AAFP recommends greater role for primary care docs in Medicare
Congress must repeal the sustainable growth rate formula to stabilize Medicare physician payments, and CMS needs to adopt a series of strategies that would strengthen the Medicare program by enhancing the role of primary care physicians, said the American Academy of Family Physicians in a recent letter to CMS.
The scope of suggestion, engaged by the AAFP following the proposed 2013 Medicare physician fee schedule, was in flux. The AAFP at once called for Congress to repeal the sustainable growth rate (SGR) formula as a means to stabilize Medicare physician payments, then narrowed its lens to focus on CMS, which needs to adopt short-term and long-term strategies to strengthen Medicare through the enhancement of the physician’s role, according to the physician organization.
"An investment in primary care is the most efficacious way to improve the quality of health care services provided to Medicare beneficiaries while simultaneously restraining rising health care costs," wrote AAFP Board Chair Roland Goertz, MD, MBA, of Waco, Texas, in the Aug. 22 letter to CMS Acting Administrator Marilyn Tavenner.
Although the AAFP did cite support for CMS’s proposal to create a post-discharge transitional care management code system as an example of a short-term payment strategy, the organization was confused as to why CMS did not restrict code usage to primary care physicians, especially given the government entity’s acknowledgement that the coding would be used almost exclusively by PCPs.
“It is quite possible... that the beneficiary may visit more than one physician in either the 30 days prior [to] or 14 days post-discharge," Goertz noted on the topic of the new code. "In this scenario, CMS' proposal to pay only the first claim containing the new code creates an uncoordinated race to bill among the various physicians involved, rather than recognizing and rewarding the physician or practice that is actually coordinating the patient's post-discharge care. Thus...[the] AAFP recommends that CMS restrict the use and payment of this code to the patient's primary care physician."
Among other foci, Goertz mentioned the necessity for CMS to fine-tune the definition of advanced primary care practices.
"The AAFP understands the importance of using the proposed advanced primary care practice [APCP] framework to ensure that enhanced payments made to primary care physicians are tied to a corresponding expansion of the scope of primary care services to include effective care coordination and continuous quality improvement," Goertz wrote.

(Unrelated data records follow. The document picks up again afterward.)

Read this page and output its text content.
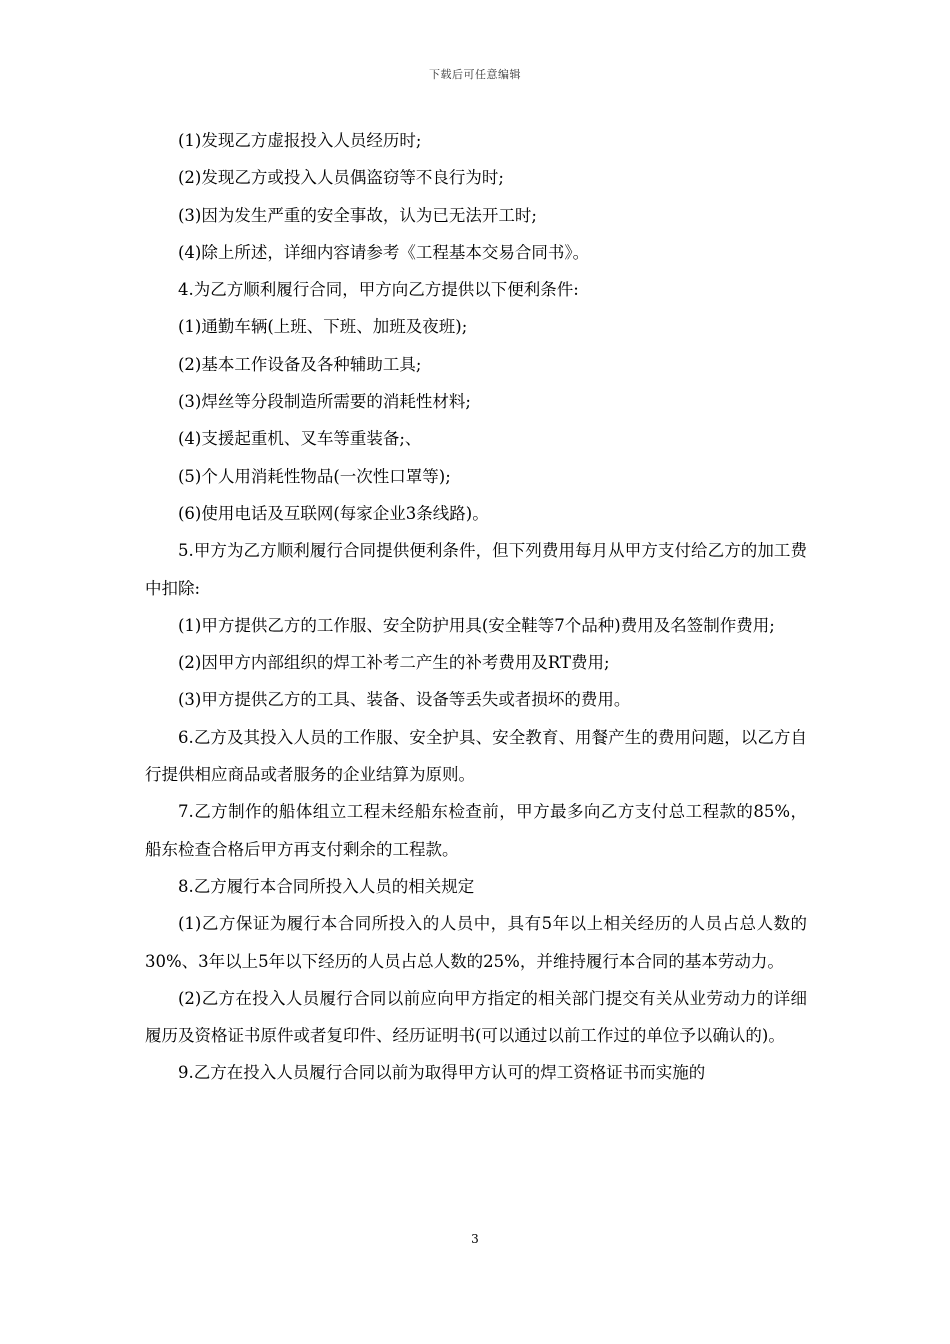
下载后可任意编辑

(1)发现乙方虚报投入人员经历时;

(2)发现乙方或投入人员偶盗窃等不良行为时;

(3)因为发生严重的安全事故，认为已无法开工时;

(4)除上所述，详细内容请参考《工程基本交易合同书》。

4.为乙方顺利履行合同，甲方向乙方提供以下便利条件:

(1)通勤车辆(上班、下班、加班及夜班);

(2)基本工作设备及各种辅助工具;

(3)焊丝等分段制造所需要的消耗性材料;

(4)支援起重机、叉车等重装备;、

(5)个人用消耗性物品(一次性口罩等);

(6)使用电话及互联网(每家企业3条线路)。

5.甲方为乙方顺利履行合同提供便利条件，但下列费用每月从甲方支付给乙方的加工费中扣除:

(1)甲方提供乙方的工作服、安全防护用具(安全鞋等7个品种)费用及名签制作费用;

(2)因甲方内部组织的焊工补考二产生的补考费用及RT费用;

(3)甲方提供乙方的工具、装备、设备等丢失或者损坏的费用。

6.乙方及其投入人员的工作服、安全护具、安全教育、用餐产生的费用问题，以乙方自行提供相应商品或者服务的企业结算为原则。

7.乙方制作的船体组立工程未经船东检查前，甲方最多向乙方支付总工程款的85%，船东检查合格后甲方再支付剩余的工程款。

8.乙方履行本合同所投入人员的相关规定

(1)乙方保证为履行本合同所投入的人员中，具有5年以上相关经历的人员占总人数的30%、3年以上5年以下经历的人员占总人数的25%，并维持履行本合同的基本劳动力。

(2)乙方在投入人员履行合同以前应向甲方指定的相关部门提交有关从业劳动力的详细履历及资格证书原件或者复印件、经历证明书(可以通过以前工作过的单位予以确认的)。

9.乙方在投入人员履行合同以前为取得甲方认可的焊工资格证书而实施的

3
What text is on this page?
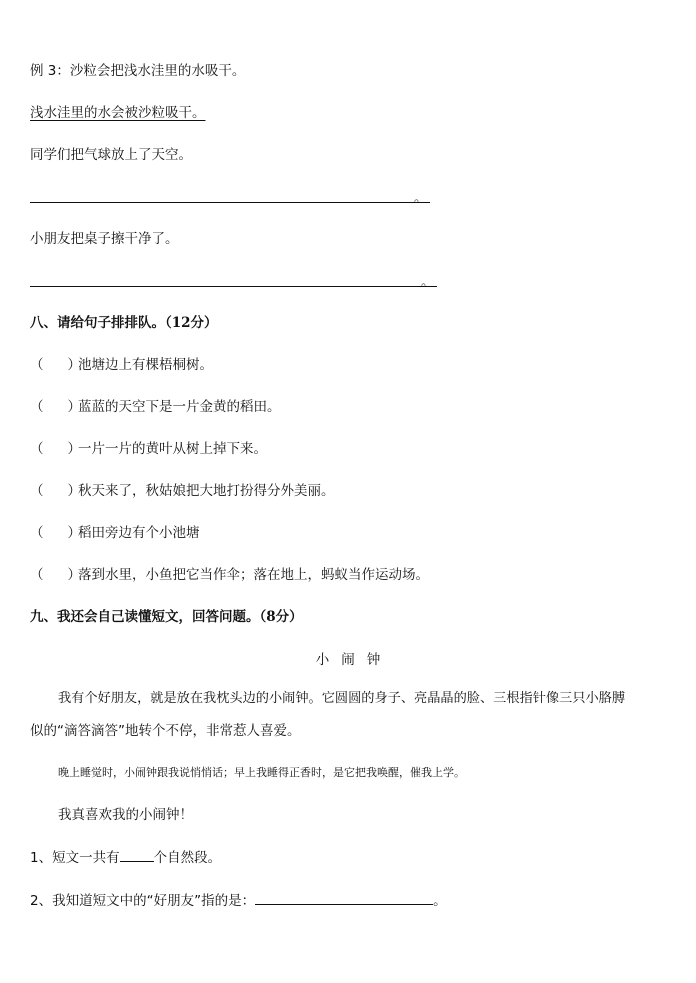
例 3：沙粒会把浅水洼里的水吸干。
浅水洼里的水会被沙粒吸干。
同学们把气球放上了天空。
。
小朋友把桌子擦干净了。
。
八、请给句子排排队。（12分）
（ ）池塘边上有棵梧桐树。
（ ）蓝蓝的天空下是一片金黄的稻田。
（ ）一片一片的黄叶从树上掉下来。
（ ）秋天来了，秋姑娘把大地打扮得分外美丽。
（ ）稻田旁边有个小池塘
（ ）落到水里，小鱼把它当作伞；落在地上，蚂蚁当作运动场。
九、我还会自己读懂短文，回答问题。（8分）
小闹钟
我有个好朋友，就是放在我枕头边的小闹钟。它圆圆的身子、亮晶晶的脸、三根指针像三只小胳膊
似的“滴答滴答”地转个不停，非常惹人喜爱。
晚上睡觉时，小闹钟跟我说悄悄话；早上我睡得正香时，是它把我唤醒，催我上学。
我真喜欢我的小闹钟！
1、短文一共有	个自然段。
2、我知道短文中的“好朋友”指的是：	。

This could be a comprehensive, five-fold task Goertz added: "The use of the comprehensive primary care functions [a five-function approach developed for the CMS Comprehensive Primary Care Initiative] in a Medicare APCP would ensure that stakeholders across the healthcare industry can develop a better understanding of CMS' support for primary care providers and the expected returns in both quality improvement and cost control.”
Other Academy stances were articulated by Goertz as follows:
- CMS should not implement the Institute of Medicine's recommendations pertaining to geographic practice cost indices and should instead refocus efforts on ensuring a properly distributed healthcare workforce that is meeting the demands of a growing beneficiary population;
- supports proposals to add recently covered "additional preventive services" to the list of Medicare telehealth services for 2013;
- agrees with a proposal to add coverage of additional preventive services, but questions several of the proposed payment amounts;
- considers reasonable a proposal to require that a physician has a face-to-face encounter with a beneficiary within 90 days before or 30 days after a written order for certain Medicare-covered durable medical equipment;
- appreciates that CMS proposes to establish a Physician Quality Reporting System (PQRS) informal review process and to continue most of the program uninterrupted;
- supports a CMS proposal to create new criteria for being a successful electronic prescriber for groups of two to 24 eligible professionals using the electronic prescribing group practice reporting option, as well as a proposal to establish an informal review process;
- committed to CMS and the agency's contractors in efforts to properly validate RVUs for the identified and potentially misvalued codes;
- strongly supports CMS' proposal to streamline the implementation of the PQRS incentive and reporting programs within the context of the Medicare Shared Savings Program; and
- generally supports CMS' proposal to begin applying the value-based payment modifier only to groups of 25 or more eligible providers in 2015 so the agency can begin learning how to properly fulfill statutory requirements; however, the AAFP remains concerned with CMS' inability to specify the exact amount of the upward payment adjustment.
CMS is asking for public comment on the fee schedule through Sept. 4. The 2013 Medicare physician fee schedule is anticipated to be finalized and released in November.